I do not want my time wasted with proclamations of the prevalence of fluoride such as the amounts of calcium fluoride found in nature. Nickel is also a common naturally occurring and widely prevalent element yet is well known to be a strong allergic sensitizer. For example almost all of us know someone who cannot wear jewelry which contains nickel. Hopefully you would be so incompetent so as to placeM a nickel based crown, for example, into the mouth of a patient with nickel sensitivity and then when the patient reacted badly proclaim that it did not matter that you had acted in such a reckless manner because nickel is such a prevalent element that the patient could not avoid it completely.

Thus please confine your answers to the specific above questions which I have numbered for your convenience. I am looking forward to reading the responses you will provide. Please number your responses to correspond with the questions.

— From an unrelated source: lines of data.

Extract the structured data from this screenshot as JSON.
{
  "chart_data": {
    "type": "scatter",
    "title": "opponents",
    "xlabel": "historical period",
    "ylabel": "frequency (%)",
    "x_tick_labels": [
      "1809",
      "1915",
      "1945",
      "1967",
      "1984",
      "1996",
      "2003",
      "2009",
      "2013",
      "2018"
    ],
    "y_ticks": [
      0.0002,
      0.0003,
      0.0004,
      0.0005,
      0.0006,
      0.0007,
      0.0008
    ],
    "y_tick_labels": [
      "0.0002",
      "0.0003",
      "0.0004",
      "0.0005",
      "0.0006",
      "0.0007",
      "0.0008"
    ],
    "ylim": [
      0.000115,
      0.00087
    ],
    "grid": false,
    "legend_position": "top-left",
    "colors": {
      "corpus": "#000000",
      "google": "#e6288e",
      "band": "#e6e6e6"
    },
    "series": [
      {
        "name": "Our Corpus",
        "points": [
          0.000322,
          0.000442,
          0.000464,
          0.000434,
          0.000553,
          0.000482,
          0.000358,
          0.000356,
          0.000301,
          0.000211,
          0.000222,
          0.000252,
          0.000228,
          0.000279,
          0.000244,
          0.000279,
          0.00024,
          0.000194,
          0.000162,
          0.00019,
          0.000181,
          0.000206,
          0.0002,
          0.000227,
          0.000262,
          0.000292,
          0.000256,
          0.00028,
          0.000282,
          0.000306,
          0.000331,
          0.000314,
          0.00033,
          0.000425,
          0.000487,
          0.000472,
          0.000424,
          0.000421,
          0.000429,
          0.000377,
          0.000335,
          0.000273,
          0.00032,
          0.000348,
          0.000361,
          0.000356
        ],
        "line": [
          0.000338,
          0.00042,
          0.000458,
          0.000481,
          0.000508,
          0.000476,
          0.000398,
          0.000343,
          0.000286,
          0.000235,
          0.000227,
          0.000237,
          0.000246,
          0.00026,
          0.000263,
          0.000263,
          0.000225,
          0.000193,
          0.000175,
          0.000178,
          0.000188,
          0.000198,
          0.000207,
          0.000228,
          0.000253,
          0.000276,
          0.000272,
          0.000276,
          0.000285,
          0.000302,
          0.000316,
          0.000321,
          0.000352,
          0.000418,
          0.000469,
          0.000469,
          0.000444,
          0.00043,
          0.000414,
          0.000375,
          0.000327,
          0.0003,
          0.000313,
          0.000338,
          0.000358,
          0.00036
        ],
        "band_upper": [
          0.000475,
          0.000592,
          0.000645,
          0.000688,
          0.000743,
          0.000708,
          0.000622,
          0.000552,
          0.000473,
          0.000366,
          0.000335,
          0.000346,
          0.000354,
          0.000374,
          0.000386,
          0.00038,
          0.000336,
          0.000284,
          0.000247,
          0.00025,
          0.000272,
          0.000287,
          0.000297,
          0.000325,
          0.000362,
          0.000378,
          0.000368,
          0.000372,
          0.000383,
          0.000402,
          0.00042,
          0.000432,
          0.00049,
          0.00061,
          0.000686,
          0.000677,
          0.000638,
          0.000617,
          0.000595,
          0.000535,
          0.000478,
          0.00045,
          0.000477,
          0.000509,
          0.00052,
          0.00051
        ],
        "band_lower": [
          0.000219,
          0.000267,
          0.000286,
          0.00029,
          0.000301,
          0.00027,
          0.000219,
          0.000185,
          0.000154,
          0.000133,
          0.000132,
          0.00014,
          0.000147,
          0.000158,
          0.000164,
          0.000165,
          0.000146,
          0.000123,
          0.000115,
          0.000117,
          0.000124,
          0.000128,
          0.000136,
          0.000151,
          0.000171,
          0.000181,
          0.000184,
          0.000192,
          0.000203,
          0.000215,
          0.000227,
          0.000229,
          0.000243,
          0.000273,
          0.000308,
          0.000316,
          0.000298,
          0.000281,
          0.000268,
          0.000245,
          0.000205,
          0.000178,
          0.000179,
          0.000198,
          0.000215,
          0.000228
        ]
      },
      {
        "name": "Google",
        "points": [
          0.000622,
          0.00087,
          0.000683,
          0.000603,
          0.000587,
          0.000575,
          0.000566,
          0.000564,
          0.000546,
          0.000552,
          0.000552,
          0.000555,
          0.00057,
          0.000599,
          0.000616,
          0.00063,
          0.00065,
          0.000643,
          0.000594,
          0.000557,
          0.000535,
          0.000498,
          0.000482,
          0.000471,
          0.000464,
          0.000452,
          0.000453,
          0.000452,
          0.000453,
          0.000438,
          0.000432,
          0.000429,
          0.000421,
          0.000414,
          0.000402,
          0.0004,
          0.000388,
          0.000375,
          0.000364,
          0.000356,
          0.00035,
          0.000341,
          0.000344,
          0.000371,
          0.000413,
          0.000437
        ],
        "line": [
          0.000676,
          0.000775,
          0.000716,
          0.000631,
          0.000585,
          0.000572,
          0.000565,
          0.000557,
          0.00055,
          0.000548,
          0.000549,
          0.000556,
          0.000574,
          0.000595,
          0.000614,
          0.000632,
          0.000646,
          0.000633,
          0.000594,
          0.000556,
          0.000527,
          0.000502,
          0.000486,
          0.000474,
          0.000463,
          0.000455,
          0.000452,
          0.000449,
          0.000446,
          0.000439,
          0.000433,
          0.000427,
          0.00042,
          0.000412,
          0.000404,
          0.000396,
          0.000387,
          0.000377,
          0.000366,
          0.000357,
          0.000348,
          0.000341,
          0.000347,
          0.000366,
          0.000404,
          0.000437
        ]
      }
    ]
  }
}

* I have asked the exact same questions of you which I have copied and pasted above on numerous other comment sections but you have yet to answer them. Neither would pro-fluoridationist Johnny Johnson D.D.S. who frequently appeared on the same comment sections that you did. Instead both of you tried every trick in the book to evade answering them. Something is very wrong when neither of you would answer very simple and easy questions which would only have taken a few minutes.

Please simply answer the 18 very easy questions. Do not yet again evade answering. Do not go off on other tangents. Do not bring up other subjects I have not even asked about. Do not make nasty and rude remarks. Do not make untrue and deliberately misleading remarks and claims. Do not attempt to falsely claim that allergy and/or hypersensitivity to fluoride does not exist when it is clearly described in the peer reviewed medical literature and on numerous products and drugs themselves as you well know because I previously provided the literature citations to you. You have repeatedly done all of these things. Please confine your responses to the questioned asked and number your responses to correspond to the questions.